A hemorrhagic stroke is caused by a ruptured blood vessel in the brain, which interferes with the brain function. If you have a hemorrhagic stroke caused by a slow accumulation of blood you may experience symptoms like as headaches, lethargy, and nausea or vomiting.
Your chances of experiencing a hemorrhagic stroke are increased if you are older (over age 65), have a family or personal history of stroke, have uncontrolled diabetes, high cholesterol, or high blood pressure, smoke, are obese, do not exercise, or have a poor diet.

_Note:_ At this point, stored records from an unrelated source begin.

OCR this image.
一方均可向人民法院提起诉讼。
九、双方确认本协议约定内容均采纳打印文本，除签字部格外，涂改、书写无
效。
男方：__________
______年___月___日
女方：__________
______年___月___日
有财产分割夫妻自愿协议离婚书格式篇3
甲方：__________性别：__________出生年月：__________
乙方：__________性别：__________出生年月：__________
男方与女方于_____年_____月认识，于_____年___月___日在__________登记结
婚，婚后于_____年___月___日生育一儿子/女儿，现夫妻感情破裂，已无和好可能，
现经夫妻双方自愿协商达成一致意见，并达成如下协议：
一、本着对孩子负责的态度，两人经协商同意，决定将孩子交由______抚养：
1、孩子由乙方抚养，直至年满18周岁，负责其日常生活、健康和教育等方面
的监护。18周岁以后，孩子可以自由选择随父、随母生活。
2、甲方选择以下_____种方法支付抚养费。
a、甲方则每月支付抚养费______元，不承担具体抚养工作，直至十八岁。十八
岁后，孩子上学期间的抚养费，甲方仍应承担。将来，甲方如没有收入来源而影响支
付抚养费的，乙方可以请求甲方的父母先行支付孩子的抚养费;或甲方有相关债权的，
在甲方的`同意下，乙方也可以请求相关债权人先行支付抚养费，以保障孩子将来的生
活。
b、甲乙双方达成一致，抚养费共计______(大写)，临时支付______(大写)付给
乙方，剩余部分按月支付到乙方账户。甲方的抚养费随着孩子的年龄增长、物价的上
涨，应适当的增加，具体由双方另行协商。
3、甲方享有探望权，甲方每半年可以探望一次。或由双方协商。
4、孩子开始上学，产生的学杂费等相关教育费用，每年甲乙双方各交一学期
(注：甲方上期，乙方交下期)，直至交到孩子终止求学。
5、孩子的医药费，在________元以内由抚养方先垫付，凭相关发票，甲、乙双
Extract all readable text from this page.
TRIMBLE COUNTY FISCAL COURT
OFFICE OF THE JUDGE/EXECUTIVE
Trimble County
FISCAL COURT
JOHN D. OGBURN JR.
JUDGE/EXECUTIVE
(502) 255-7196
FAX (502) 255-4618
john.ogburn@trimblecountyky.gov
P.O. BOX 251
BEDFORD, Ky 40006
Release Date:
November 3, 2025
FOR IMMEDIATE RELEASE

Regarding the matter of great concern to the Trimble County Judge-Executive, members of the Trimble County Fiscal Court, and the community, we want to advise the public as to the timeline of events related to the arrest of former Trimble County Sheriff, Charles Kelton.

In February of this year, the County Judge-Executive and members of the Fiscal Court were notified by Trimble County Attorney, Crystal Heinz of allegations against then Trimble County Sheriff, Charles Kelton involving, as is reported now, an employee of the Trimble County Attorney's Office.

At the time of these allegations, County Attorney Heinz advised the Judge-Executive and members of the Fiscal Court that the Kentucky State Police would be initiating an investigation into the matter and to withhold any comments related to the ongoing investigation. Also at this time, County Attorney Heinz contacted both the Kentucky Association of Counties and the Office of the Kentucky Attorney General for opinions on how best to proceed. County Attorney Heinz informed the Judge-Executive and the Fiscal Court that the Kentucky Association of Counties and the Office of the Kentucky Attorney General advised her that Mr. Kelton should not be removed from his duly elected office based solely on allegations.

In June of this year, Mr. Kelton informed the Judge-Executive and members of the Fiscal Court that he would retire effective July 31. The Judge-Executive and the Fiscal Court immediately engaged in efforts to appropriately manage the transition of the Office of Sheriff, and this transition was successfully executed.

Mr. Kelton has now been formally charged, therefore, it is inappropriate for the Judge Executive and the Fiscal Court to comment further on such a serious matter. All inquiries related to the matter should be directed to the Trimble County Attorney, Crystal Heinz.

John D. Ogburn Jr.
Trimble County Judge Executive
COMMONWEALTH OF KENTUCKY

Hemorrhagic strokes that result from a rupturing blood vessel can have serious, immediate, and life-threatening symptoms like :-
- Sudden headache near the back of the head.
- Losing consciousness
- Inability to move or feel
- Confusion and irritability
- Muscle pain in neck and shoulders
- Nausea and vomiting
- Sensitivity to light
- Vision problems
- Drooping eyelids
- One eye pupil larger than the other
We treat hemorrhagic stroke by locating the source of the bleed and surgically like clipping it, draining the skull to less pressure in the brain, blocking off any sources of bleeding, and or performing minimally invasive “burr hole” removal of the intracerebral hemorrhage.
After we start a procedure we typically give you medications to less blood pressure, pain, anxiety, headaches, and/or seizures.